Wednesday, May 15, 2013

"Natural Born Killers" / Death Penalty

Until today I had been so alienated by the idea of a feature about serial killers that I wouldn't watch "Natural Born Killers" but I did it today based on a recommendation from Cat.  What I discovered was the most profound statement against the death penalty I've ever seen or heard.

Perhaps you think Tarantino made the movie to demonstrate the need to execute such people, that they're so incredibly-damaged there is no chance of rehabilitation so there's no option but to execute them.  However, in Tarantino's own words:  "I find serial killers so foul that, in my heart, I wish they could just be executed.  The trouble with that is that it's making me go against what I believe in."

Tarantino also said he became sick of Mickey and Mallory pretty quickly.  From that I take that after creating the demon, he had to see it through.  Nevertheless, the result, in my view, was the best and most powerful piece of work I've ever seen from him and I already regarded him as brilliant.  Dismissing his work as mindless violence is a failure to think about what motivated him to do it.

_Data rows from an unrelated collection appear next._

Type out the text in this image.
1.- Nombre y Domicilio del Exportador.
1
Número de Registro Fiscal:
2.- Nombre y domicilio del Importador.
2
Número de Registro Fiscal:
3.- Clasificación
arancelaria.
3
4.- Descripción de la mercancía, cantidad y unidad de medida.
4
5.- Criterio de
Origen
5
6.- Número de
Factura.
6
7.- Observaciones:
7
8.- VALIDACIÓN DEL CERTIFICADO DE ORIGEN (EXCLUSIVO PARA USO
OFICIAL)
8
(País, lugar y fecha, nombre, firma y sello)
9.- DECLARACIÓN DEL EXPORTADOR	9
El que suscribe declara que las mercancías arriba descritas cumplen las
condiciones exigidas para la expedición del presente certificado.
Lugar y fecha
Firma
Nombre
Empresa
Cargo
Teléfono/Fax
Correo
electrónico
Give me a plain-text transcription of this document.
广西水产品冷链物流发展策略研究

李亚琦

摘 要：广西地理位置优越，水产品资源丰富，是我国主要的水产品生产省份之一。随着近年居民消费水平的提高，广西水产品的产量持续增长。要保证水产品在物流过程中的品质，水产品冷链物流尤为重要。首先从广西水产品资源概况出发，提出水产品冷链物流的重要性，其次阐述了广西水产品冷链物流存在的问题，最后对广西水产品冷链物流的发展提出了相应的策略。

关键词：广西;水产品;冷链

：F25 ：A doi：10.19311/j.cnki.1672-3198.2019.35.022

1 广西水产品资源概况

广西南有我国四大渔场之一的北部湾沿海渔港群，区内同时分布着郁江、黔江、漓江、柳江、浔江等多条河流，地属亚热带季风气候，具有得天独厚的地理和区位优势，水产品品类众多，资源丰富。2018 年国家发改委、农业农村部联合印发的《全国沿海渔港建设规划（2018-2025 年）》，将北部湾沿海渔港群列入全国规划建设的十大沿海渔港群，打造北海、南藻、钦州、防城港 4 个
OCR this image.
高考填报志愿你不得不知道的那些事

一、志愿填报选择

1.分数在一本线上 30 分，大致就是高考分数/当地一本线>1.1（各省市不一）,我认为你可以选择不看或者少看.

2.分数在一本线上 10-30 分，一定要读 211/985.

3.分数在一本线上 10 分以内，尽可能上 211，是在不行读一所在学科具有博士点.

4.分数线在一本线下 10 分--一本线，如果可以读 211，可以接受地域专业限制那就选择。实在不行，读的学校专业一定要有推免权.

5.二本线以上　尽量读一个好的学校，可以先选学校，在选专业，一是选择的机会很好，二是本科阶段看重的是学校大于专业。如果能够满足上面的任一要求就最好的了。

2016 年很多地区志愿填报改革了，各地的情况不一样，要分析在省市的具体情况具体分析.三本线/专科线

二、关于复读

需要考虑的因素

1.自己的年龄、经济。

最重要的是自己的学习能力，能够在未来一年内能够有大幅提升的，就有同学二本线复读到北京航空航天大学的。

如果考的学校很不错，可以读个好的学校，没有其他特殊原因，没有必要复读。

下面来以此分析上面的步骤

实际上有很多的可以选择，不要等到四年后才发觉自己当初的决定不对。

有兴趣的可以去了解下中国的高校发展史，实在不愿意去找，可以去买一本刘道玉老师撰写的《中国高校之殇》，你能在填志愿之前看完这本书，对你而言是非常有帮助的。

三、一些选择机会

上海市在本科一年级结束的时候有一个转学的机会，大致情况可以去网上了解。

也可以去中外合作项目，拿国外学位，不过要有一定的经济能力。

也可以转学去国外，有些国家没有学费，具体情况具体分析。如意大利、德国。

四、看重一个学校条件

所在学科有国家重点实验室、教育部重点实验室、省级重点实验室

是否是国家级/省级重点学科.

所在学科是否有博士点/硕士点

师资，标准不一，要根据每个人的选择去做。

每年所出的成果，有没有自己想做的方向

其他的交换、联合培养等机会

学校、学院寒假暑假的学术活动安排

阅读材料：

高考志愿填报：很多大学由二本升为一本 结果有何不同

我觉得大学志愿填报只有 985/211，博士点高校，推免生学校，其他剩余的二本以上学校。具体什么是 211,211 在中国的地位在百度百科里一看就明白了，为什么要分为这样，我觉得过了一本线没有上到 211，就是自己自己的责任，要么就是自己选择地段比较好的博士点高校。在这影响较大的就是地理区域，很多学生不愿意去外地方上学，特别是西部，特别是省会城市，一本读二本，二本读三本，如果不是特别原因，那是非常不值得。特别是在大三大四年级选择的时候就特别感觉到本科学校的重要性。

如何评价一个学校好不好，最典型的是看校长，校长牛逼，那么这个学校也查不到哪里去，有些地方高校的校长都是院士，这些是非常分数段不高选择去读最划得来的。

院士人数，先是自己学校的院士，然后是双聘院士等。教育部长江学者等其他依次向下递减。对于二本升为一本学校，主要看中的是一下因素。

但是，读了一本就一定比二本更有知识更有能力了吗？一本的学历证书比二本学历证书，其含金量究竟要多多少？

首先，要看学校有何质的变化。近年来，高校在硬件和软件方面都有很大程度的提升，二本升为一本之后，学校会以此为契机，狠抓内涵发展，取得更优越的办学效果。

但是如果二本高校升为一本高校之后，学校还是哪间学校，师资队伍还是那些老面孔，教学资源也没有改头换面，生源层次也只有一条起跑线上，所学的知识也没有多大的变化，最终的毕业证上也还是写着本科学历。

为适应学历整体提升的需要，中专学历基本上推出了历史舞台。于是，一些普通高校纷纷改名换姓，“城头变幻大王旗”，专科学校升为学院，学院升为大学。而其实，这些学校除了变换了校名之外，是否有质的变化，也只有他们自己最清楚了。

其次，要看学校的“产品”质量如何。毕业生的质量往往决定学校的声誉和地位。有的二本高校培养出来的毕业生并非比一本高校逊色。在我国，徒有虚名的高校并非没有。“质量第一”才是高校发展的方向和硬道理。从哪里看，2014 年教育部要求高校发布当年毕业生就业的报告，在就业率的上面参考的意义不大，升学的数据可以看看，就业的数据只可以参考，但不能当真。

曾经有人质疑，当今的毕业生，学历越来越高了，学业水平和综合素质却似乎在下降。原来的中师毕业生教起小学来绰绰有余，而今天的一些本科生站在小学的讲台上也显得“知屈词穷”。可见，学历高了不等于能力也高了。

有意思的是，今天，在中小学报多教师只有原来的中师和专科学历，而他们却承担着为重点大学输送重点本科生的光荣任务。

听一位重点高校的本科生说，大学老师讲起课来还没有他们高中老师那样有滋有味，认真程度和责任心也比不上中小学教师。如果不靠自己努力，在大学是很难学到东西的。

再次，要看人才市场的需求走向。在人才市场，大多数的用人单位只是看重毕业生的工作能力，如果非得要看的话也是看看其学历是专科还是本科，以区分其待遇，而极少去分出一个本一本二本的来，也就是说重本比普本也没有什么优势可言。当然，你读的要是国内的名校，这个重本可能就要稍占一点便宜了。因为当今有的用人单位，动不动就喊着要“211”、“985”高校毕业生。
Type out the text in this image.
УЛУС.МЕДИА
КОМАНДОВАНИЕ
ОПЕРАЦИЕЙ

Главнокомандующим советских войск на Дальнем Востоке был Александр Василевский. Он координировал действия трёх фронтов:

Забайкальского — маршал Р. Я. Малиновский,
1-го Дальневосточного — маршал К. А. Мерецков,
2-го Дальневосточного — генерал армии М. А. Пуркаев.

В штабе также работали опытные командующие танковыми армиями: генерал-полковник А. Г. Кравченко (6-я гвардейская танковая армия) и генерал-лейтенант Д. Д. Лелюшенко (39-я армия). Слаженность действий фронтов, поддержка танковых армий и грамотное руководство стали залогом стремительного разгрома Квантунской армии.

He said he didn't know if his disgust with serial killers and his wish he could execute them worked its way into the story.  What I saw was a vivid portrait of two people without the faintest compunction against killing but at the same time with a profound and committed love for one another.  The love did not appear to be based on their mutual desire to kill people but rather, as Mickey said, it was Fate.  Tarantino went to, what appeared to me, great lengths to demonstrate what damaged them so much they could start acting as they did and, overall, I saw the treatment as highly-sympathetic.

How much of Tarantino's story remained after Oliver Stone's edits is something only they can know but Tarantino said, "It's not going to be my movie, it's going to be Oliver Stone's, and God bless him. I hope he does a good job with it. If I wasn't emotionally attached to it, I'm sure I would find it very interesting. If you like my stuff, you might not like this movie. But if you like his stuff, you're probably going to love it. It might be the best thing he's ever done, but not because of anything to do with me. [...] I actually can't wait to see it, to tell you the truth."  (WIKI:  Natural Born Killers)


What I also took from the movie was a deep contempt for what is considered 'murder' as this falls anywhere between devastating rain forests, anonymous predator drone executions, state-sponsored executions, or, as most recently reported, a Syrian resistance fighter eating the heart of one of Assad's soldiers.  (CNN:  Video: Syrian rebel cuts out soldier's heart, eats it )

Note regarding this reference:  I have not watched the video but the simple fact that CNN presents it further illustrates Tarantino's original point of a profound bloodlust both in the execution by the soldier and by those who choose to watch the video of the event.

Given the extraordinary flexibility the state shows in justifying killing, it really doesn't seem all that surprising that serial killers would see little difference between that and the murders they commit.  While Tarantino is clear on his revulsion for serial killers, his treatment and that of Oliver Stone is ultimately sympathetic as they 'get away with it.'  The last scene shows them some years after escaping from the prison and they're in an RV with their kids with Mallory highly-pregnant.

In my own opinion, the ending doesn't reflect what Tarantino would have done as I very much doubt he would have permitted them to get away with it.  The reason Stone ended it that way was to demonstrate their victory over the blood lusting media as this freed them to live as they otherwise would have chosen.  In my view, this is utter rubbish is it was clearly demonstrated that they were profoundly damaged before the media had anything to do with it and successfully executing a killing spree could not possibly serve to cure that.

As a symbol of the freedom we all might enjoy if the news media channels reverted to informational tools rather than sources of entertainment, the ending serves well but it provides no message of any value as to what society should do with serial killers now.  One can only infer from the rest of the movie that they're too dangerous to ever go free but the ending creates some ambivalence about that.  What I take quite clearly from the rest of the movie is that capital punishment only serves to feed the desensitization of people regarding killing and further incites killing rather than reducing it in any way.

Notwithstanding any satisfaction or the lack of it in the final scene, the movie as a whole is an extraordinary piece of work and I was stunned by it.

Reference:  "Quentin Tarantino:  Interviews" edited by Gerald Peary

2 comments:

Apmel said...

Food for thought, thank you!

Unknown said...

I appreciate that you feel that. Thank you!